Ситуация назревала очень смешная, и уже кое-кто начал улыбаться, но
Веселуха не дал ситуации созреть:
- Да! - вскричал он вдохновенно. - Прибор сломался. Если бы этого не
произошло, вы бы много потеряли! А так у вас имеется редкая возможность
понаблюдать, как мы на ходу вносим доработки в его технические
характеристики!
- Работа над ним ведется непрерывно, - подключился Лукин. - Он
становится все лучше и лучше!
Рябинин засунул руку в недра прибора и что-то там подкрутил: прибор
согласно моргнул, пискнул и начал анализ. Рябинин засветился, как горный
гном с самоцветами. Прибор был продан. Долговая яма миновала.
Острый снег сваливался в круглые сугробы; он лежал на каждой веточке,
на всех мелких подробностях округи: на завитушках Расстрелли, на колоннах
Росси, на младенцах, ангелах и демонах. Два бомжа тащили картонную коробку в
пункт приема; в конце узкого длинного двора, перед кирпичным забором, махал
голыми ветвями обтрепанный тополь.
- Вот - наша резиденция, - сказал Веселуха.
Шаги отдавались эхом в пустых помещениях, оклеенных белой бумагой.
- На берегу пустынных волн, - сказал Лукин.
- Зато на окнах забрала железные, - заступился Веселуха.
- Перестройка, - отозвался Рябинин из угла.
- Чего?
- Перестройка, говорю, - сказал Рябинин. - Журналы восемьдесят девятого
- девяносто третьего. Кто-то свалил.
- Пусть лежат, есть не просят, - указал Лукин. - С налогами хуже.
- Да ну, налоги, - махнул рукой Веселуха. - Налогов мы вообще платить
не будем.
- Это как, интересно? - подбоченился Лукин. - Сами говорили - без схем!
- А тут никаких схем и не надо, - ответил Веселуха. - Я же временем
занимаюсь. Ну, создадим на нашем участке поле того времени, когда были
маленькие налоги.
- Да когда ж они были маленькие? - резонно возразил Лукин. - И как это
налоговой объяснить? они же не физики.
Трубы играли над Петербургом в миг, когда Веселуха вынес из здания с
башнями лист, усеянный подписями и печатями. Все было составлено
самодержавно. Остальные могли быть сколь угодно крепкими парнями, но
хозяином становился Веселуха, и, по сути, только он, хотя по форме весь этот
торт назывался ЗАО НПО "Амарант".
- А логотип? Какой у нас будет логотип?
- Это очень важно.
- Вот такой.
- Это гробик?
- Это кристалл!
- А я такой хотел, смотрите.
- Это глисты?
- Это рентгеновские лучи!!!
Когда проспались, поднимался серый день, снег таял, а второго прибора,
законченного три дня назад, на столе не было.

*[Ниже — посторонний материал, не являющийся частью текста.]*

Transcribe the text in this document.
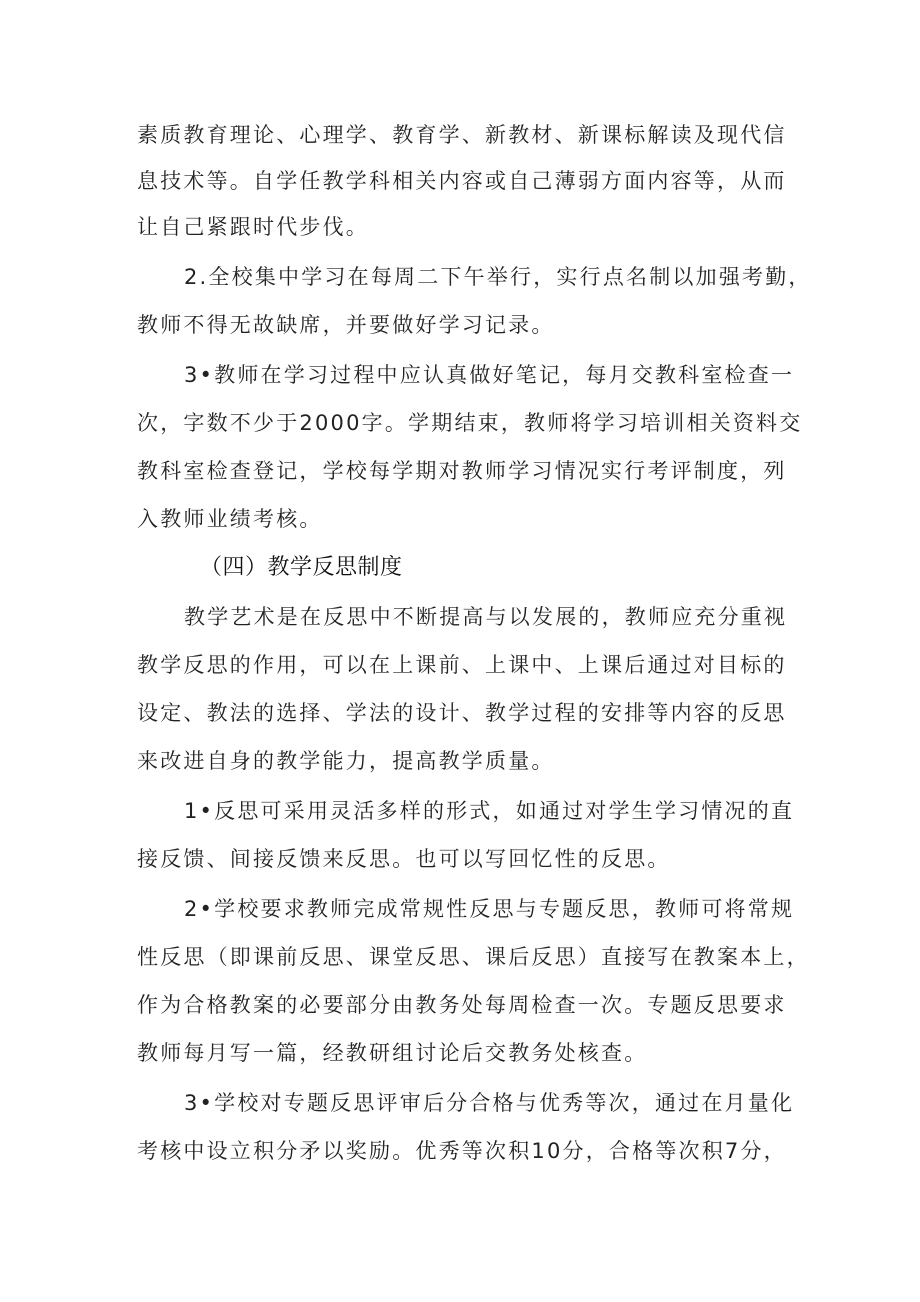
素质教育理论、心理学、教育学、新教材、新课标解读及现代信
息技术等。自学任教学科相关内容或自己薄弱方面内容等，从而
让自己紧跟时代步伐。
2.全校集中学习在每周二下午举行，实行点名制以加强考勤，
教师不得无故缺席，并要做好学习记录。
3•教师在学习过程中应认真做好笔记，每月交教科室检查一
次，字数不少于2000字。学期结束，教师将学习培训相关资料交
教科室检查登记，学校每学期对教师学习情况实行考评制度，列
入教师业绩考核。
（四）教学反思制度
教学艺术是在反思中不断提高与以发展的，教师应充分重视
教学反思的作用，可以在上课前、上课中、上课后通过对目标的
设定、教法的选择、学法的设计、教学过程的安排等内容的反思
来改进自身的教学能力，提高教学质量。
1•反思可采用灵活多样的形式，如通过对学生学习情况的直
接反馈、间接反馈来反思。也可以写回忆性的反思。
2•学校要求教师完成常规性反思与专题反思，教师可将常规
性反思（即课前反思、课堂反思、课后反思）直接写在教案本上，
作为合格教案的必要部分由教务处每周检查一次。专题反思要求
教师每月写一篇，经教研组讨论后交教务处核查。
3•学校对专题反思评审后分合格与优秀等次，通过在月量化
考核中设立积分矛以奖励。优秀等次积10分，合格等次积7分，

- Черт, - проскрипел Веселуха, хватаясь за голову, - его же уже Кириши
купили. Что мы им скажем?
- Что его украли.
- А может, это они его вчера забрали?
- Нам нельзя много пить, - сказал Рябинин мрачно. - Нельзя много пить
за начало работы. Вот, например, в моей родной деревне однажды мужики начали
строить дом. Накопили на цемент. Причем долго копили, год. Потом купили этот
цемент, разгрузили его, жидкий, около ямы под фундамент, и решили на
радостях выпить. Хе-хе.
Веселуха откинулся назад, но забыл, что там, сзади. А сзади что-то было
вроде пружинки, отчего на дворе стемнело, как в ящике. Край родимый
погрузился во мрак, только лаяли собаки, даже машины на Гороховой притихли и
не ехали. Небо в окне, перегороженным железным забралом, было
полуобморочного цвета: красноватого, сиреневого, местами почти белого - и
это была ночь. Внизу было темно, каркали вороны, проносясь низко над снегом.

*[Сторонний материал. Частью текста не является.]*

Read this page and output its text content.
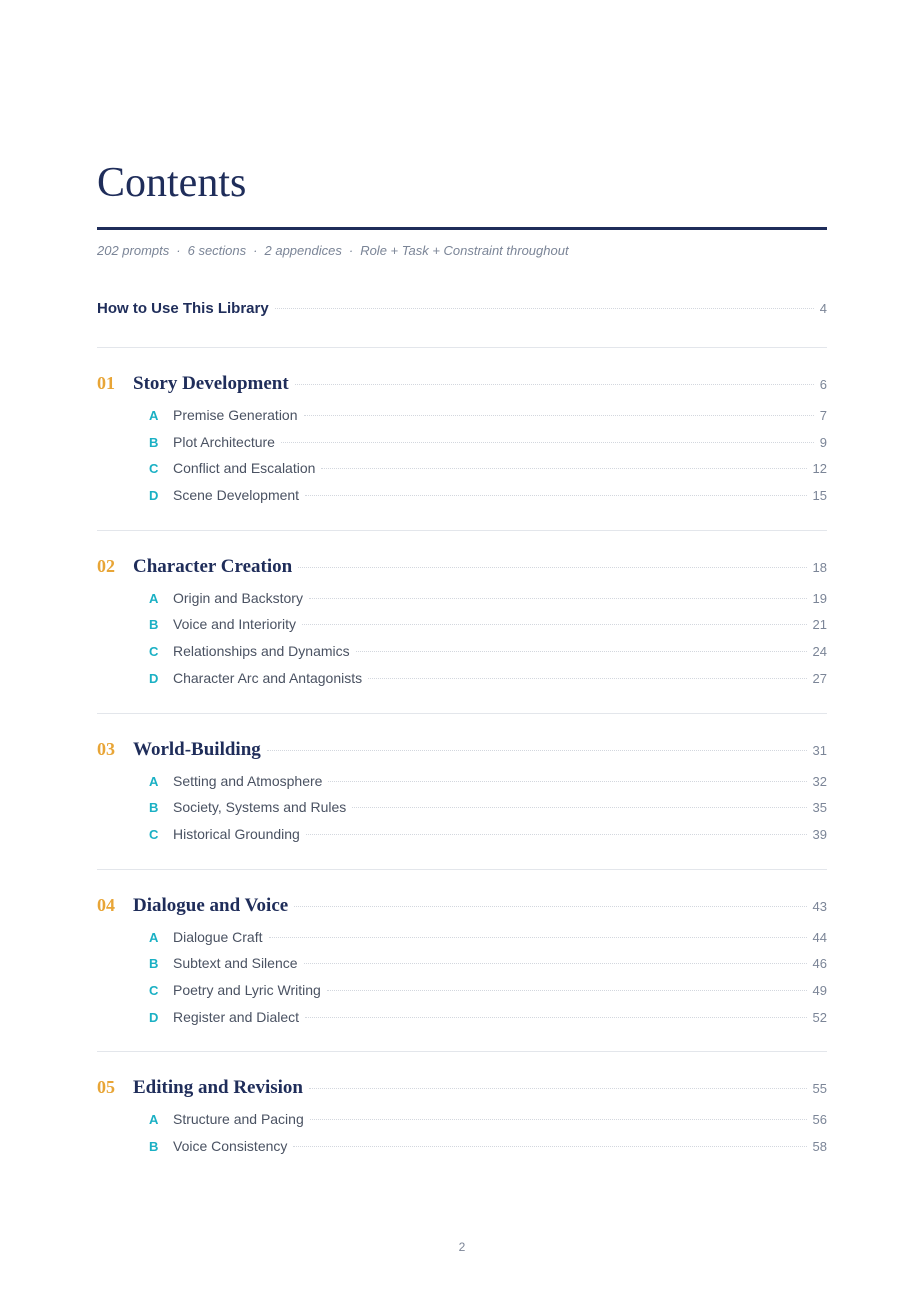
Contents
202 prompts · 6 sections · 2 appendices · Role + Task + Constraint throughout
How to Use This Library	4
01 Story Development	6
A	Premise Generation	7
B	Plot Architecture	9
C	Conflict and Escalation	12
D	Scene Development	15
02 Character Creation	18
A	Origin and Backstory	19
B	Voice and Interiority	21
C	Relationships and Dynamics	24
D	Character Arc and Antagonists	27
03 World-Building	31
A	Setting and Atmosphere	32
B	Society, Systems and Rules	35
C	Historical Grounding	39
04 Dialogue and Voice	43
A	Dialogue Craft	44
B	Subtext and Silence	46
C	Poetry and Lyric Writing	49
D	Register and Dialect	52
05 Editing and Revision	55
A	Structure and Pacing	56
B	Voice Consistency	58
2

- Веселуха, я, кажется, знаю, - догадался Рябинин. - Это мой дворянский
предок прибор унес.
- Зачем ему?
- Да начальник его на Монетном дворе монету портил, а разницу себе
воровал, - объяснил Рябинин, - ну вот, предок мой не будь дурак, хочет это
злоупотребление вскрыть и начальника подсидеть.
- Умный ты, правнук, - послышалось из угла.
Предок был невысок, но крепок и хорош собой, насколько можно было
разобрать в полумраке. Одет он был в простой казакин берлинского сукна, и
шапки не снял.
- Так что я ваш приборчик заберу, ладно? - по-свойски молвил предок,
присаживаясь на корточки перед мужиками. - Всеж-ки я его у вас заберу, у вас
от одного прибора не убудет, вы еще их наделаете. А долг перед предками и
перед Отечеством надо помнить.
- Да, да, - соглашался Рябинин, глядя на предка во все глаза и пытаясь
различить в нем сходство с собой.
Веселуха оторвался от стены и встал: был он выше предка на голову, хоть
и моложе лет на пятнадцать.
- А вот это вы видели, ваше высокопревосходительство? - спросил
Веселуха и показал предку шиш. - Прибор ему, понимаешь! Задаром!